Hi,
Am 28.08.2012 13:02, schrieb Corinth, Rene:
I’m working for the
PT-DLR (http://www.pt-dlr.de/)
and we are managing a lot of websites. Now we want to replace
our actual search engine with Smila. By default Smila is
indexing http://wiki.eclipse.org/SMILA/
and it’s easy to change the startURL in the jobs.json.
Now my problem: I want
to give Smila more than one website (e.g. url1.com +
url2.com).
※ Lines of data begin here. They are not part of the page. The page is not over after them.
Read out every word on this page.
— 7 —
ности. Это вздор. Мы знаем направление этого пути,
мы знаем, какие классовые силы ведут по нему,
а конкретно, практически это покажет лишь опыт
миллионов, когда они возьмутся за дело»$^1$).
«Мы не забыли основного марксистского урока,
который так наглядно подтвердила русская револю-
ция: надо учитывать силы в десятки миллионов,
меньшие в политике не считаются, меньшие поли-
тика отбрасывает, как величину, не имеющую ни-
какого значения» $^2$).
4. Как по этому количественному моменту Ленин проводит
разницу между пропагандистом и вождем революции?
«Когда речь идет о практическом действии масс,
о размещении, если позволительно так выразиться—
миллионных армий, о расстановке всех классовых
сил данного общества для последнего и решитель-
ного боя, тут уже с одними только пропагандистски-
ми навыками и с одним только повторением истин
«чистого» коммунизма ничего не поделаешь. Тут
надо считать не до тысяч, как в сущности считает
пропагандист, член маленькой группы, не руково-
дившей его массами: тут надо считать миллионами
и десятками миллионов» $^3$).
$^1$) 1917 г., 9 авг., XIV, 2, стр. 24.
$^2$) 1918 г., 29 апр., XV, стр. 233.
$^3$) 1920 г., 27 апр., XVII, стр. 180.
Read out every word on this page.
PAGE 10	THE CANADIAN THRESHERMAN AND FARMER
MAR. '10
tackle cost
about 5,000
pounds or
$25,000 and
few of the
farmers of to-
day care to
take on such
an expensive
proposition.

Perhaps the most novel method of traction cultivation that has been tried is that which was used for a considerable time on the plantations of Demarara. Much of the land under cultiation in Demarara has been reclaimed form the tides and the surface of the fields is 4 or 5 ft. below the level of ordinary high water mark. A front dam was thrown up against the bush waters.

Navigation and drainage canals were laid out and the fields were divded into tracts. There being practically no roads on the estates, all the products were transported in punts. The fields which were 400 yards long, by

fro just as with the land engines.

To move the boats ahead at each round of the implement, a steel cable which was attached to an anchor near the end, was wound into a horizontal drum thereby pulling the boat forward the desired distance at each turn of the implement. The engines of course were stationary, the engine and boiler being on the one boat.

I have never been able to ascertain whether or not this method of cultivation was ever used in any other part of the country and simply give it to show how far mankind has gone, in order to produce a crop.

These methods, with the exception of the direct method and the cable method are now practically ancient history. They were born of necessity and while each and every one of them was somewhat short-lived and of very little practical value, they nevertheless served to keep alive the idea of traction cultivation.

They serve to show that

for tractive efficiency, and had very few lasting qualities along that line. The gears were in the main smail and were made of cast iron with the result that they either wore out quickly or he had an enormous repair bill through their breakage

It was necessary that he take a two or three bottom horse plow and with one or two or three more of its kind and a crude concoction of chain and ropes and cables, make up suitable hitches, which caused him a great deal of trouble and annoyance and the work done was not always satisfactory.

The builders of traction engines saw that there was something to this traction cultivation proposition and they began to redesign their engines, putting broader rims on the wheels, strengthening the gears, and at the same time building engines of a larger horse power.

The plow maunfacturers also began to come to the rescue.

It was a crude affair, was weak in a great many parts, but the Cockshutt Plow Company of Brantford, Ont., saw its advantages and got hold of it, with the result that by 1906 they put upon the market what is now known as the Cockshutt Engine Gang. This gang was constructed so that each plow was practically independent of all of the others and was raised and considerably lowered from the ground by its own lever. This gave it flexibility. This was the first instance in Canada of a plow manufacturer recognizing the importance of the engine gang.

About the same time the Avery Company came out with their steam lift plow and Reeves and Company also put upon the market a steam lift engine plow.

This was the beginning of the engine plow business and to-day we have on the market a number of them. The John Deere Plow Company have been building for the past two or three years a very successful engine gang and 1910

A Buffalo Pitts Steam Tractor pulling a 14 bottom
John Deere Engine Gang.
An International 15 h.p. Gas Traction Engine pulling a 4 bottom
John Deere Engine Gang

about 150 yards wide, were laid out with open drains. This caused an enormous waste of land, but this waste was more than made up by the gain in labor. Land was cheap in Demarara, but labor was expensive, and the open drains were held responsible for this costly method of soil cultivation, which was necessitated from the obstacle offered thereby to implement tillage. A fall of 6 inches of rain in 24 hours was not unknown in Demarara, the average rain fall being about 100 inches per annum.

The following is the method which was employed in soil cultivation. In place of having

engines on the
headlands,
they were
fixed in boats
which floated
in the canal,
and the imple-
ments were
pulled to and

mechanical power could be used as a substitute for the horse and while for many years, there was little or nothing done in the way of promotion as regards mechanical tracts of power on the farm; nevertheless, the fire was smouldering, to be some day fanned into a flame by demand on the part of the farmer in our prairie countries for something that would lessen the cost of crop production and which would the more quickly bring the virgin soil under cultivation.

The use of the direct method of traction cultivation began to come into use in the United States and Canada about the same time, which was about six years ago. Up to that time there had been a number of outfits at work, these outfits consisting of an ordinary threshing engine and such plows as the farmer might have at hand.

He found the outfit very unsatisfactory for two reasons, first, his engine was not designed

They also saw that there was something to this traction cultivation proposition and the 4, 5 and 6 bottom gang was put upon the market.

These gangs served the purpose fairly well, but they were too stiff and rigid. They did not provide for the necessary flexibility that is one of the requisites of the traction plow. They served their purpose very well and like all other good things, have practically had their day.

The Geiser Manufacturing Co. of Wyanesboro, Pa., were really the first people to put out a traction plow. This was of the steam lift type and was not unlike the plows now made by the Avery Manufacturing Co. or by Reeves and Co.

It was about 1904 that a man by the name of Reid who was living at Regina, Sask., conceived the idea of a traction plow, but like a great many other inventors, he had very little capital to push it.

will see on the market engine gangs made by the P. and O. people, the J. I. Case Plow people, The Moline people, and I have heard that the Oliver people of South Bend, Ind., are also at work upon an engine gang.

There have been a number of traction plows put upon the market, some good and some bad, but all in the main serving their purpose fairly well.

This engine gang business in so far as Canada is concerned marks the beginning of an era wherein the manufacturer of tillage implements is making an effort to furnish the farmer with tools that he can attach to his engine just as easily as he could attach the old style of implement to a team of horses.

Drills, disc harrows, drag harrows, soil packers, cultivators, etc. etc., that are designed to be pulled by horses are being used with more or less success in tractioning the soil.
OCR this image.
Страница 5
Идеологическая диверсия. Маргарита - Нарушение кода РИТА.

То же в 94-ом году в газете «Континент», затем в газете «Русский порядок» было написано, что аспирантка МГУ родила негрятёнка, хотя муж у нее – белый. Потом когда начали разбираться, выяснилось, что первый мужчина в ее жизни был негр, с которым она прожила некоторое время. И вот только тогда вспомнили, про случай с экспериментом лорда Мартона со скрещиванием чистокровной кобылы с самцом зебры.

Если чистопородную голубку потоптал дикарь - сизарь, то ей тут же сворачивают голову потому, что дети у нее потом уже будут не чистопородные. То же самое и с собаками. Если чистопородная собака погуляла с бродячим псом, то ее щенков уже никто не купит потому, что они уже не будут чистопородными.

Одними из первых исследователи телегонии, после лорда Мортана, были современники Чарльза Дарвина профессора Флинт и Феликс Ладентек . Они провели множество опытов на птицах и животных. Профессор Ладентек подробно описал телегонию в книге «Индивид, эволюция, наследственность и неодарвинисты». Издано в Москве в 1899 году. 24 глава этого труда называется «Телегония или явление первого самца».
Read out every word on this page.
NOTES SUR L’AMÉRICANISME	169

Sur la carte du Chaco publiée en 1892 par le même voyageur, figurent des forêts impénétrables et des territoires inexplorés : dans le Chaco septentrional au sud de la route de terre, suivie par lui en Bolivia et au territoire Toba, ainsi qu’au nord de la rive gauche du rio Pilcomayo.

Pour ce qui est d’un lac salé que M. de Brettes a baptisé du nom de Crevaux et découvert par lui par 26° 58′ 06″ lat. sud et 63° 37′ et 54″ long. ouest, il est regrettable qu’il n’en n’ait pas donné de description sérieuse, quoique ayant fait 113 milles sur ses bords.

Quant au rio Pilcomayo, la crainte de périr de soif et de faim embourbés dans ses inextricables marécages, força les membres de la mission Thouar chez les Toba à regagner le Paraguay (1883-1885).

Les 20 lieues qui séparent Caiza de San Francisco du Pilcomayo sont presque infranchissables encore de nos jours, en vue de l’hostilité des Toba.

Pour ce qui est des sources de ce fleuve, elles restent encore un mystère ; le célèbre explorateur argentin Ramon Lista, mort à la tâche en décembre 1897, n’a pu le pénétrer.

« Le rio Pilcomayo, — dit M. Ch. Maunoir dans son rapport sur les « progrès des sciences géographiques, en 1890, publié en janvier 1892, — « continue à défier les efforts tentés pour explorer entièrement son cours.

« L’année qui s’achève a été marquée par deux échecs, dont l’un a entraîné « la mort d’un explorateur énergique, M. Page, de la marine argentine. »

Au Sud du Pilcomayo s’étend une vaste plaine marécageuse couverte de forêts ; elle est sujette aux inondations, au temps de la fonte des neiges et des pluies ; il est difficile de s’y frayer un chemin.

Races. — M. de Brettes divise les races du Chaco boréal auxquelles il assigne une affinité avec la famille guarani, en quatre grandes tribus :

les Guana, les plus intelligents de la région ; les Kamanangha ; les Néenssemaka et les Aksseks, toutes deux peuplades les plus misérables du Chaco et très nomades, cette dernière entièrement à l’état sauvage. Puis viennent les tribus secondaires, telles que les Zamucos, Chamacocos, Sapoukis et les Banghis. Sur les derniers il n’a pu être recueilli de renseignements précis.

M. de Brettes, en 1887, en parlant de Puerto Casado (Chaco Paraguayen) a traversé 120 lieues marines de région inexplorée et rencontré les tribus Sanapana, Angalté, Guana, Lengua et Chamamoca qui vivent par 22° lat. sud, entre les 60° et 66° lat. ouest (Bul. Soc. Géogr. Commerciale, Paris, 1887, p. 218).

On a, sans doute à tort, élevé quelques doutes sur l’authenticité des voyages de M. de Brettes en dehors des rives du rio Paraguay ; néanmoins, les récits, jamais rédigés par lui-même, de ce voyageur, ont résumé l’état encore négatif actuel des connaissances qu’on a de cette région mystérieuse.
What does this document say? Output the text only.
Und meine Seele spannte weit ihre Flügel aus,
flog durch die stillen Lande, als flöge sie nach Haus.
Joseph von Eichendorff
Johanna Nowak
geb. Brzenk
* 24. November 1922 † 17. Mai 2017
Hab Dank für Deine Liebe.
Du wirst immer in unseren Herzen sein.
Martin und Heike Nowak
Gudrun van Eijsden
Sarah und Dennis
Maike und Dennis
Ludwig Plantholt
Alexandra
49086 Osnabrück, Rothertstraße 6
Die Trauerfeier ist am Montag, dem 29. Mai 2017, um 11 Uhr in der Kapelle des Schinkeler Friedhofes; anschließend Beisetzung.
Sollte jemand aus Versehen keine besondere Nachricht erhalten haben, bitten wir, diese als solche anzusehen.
So the indexing should work independent of each
other.
You can add more crawl job definitions, one for each web site.
Either add them to the configuration jobs.json file, or POST them to
/smila/jobmanager/jobs.
Another possibility to do this in one job is described on
http://wiki.eclipse.org/SMILA/Documentation/Importing/CrawlingMultipleStartURLs.
In addition if I
implement a search form in the website, it should show only
content from itself, for example:
If I’m searching something in url1.com, stuff
from url1.com should be shown only.
For each crawled page you could extract the domain part of the URL
into a new attribute and then in the search request add a filter to
restrict the result to those pages with the required domain
attribute value.
On adding attributes to the index see http://wiki.eclipse.org/SMILA/Documentation/Solr_3.5
On filtering see see http://wiki.eclipse.org/SMILA/Documentation/Search#Query_Parameters
Does anybody know where
I could find some tutorials for my case or can give me some
hints.
Sorry, there is currently no complete tutorial on this.
Cheers,
Juergen.
|